In the small study of Curnis A et al., in seventeen implantable cardioverter defibrillators, ranolazine proved to reduce ventricular arrhythmia episodes. In addition, none of the patients with chronic angina developed major ventricular arrhythmias [73]. According to the ESC-2019 guidelines, the available results support the use of ranolazine as a second-line drug in patients with chronic coronary syndromes and refractory angina [74].
At the moment, Ranolazine has no indication as an anti-arrhythmic drug alone or in combination, therefore would be possible to use it associated with ARB + MRA to treat ventricular extrasystoles with the aim of avoiding the use of anti-arrhythmic drugs or when are contraindicated. Why treat the consequences (arrhythmias) with anti-arrhythmic drugs when it is possible to treat their causes (arterial stiffness, end-systolic pressure, diastolic dysfunction), considering it is more specific, economical, safe, and effective?
Box 1 Clinical case
Patient:GA,male,68yearsold.Height160cm,Weight53Kg.
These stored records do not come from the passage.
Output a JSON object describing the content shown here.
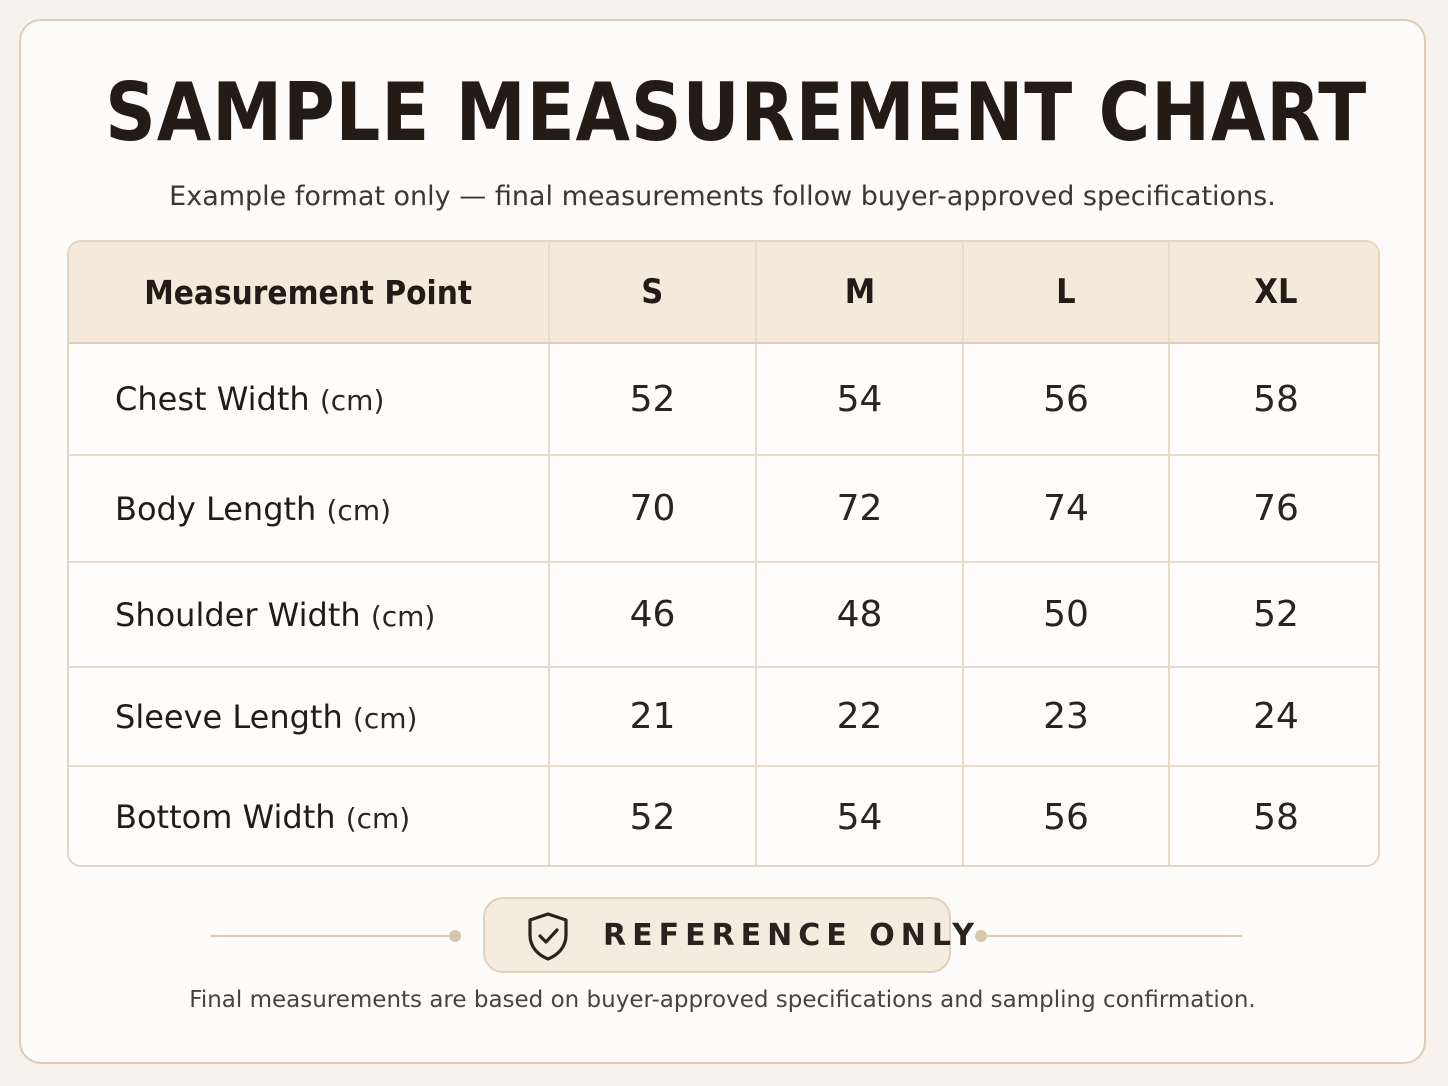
{
  "title": "SAMPLE MEASUREMENT CHART",
  "subtitle": "Example format only — final measurements follow buyer-approved specifications.",
  "table": {
    "headers": [
      "Measurement Point",
      "S",
      "M",
      "L",
      "XL"
    ],
    "rows": [
      {
        "label": "Chest Width",
        "unit": "(cm)",
        "values": [
          "52",
          "54",
          "56",
          "58"
        ]
      },
      {
        "label": "Body Length",
        "unit": "(cm)",
        "values": [
          "70",
          "72",
          "74",
          "76"
        ]
      },
      {
        "label": "Shoulder Width",
        "unit": "(cm)",
        "values": [
          "46",
          "48",
          "50",
          "52"
        ]
      },
      {
        "label": "Sleeve Length",
        "unit": "(cm)",
        "values": [
          "21",
          "22",
          "23",
          "24"
        ]
      },
      {
        "label": "Bottom Width",
        "unit": "(cm)",
        "values": [
          "52",
          "54",
          "56",
          "58"
        ]
      }
    ]
  },
  "badge": {
    "icon": "shield-check-icon",
    "label": "REFERENCE ONLY"
  },
  "footer": "Final measurements are based on buyer-approved specifications and sampling confirmation.",
  "colors": {
    "background": "#fdfcfa",
    "header_fill": "#f4e9db",
    "border": "#e2cfb7",
    "text": "#231c16"
  }
}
Former smoker, COPD. CCAG normal.
Two weeks before the medical visit, the patient was implanted with a cardioverter defibrillator to treat ventricular extrasystoles resistant to anti-arrhythmic drugs. Long-life TA 90/60 mmHg. Echocardiogram: diastolic dysfunction, FE 25%, Aortic ectasia. Aortic and mitral regurgitation mild/moderate, tricuspid regurgitation mild. 24-h Holter monitoring: complex ventricular extrasystoles. Creatinine 0.9, LDL-C 85, Glycemic 107. Non- Invasive Applanation tonometry: Augmentation Index 44%,very high arterial stiffness, End-Systolic pressure 79 mmHg.
Conclusions
In a previous study, we observed that with the association of ARB + MRA therapy, the patients reached normal levels of both systolic- diastolic blood pressure and central hemodynamic parameters, stabilized the volume/pressure curve, reducing the stress of the arterial-ventricular-atrial dynamic coupling and thus avoiding the appearance of atrial fibrillation.
In this study, Ranolazine was added to the aforementioned drug combination, with the aim of obtaining a beneficial antiarrhythmic action to avoid or reduce the occurrence of ventricular extrasystoles without the use of anti-arrhythmic drugs. The best therapy for ventricular extrasystoles could be Prevention, which is safer, effective, and economical.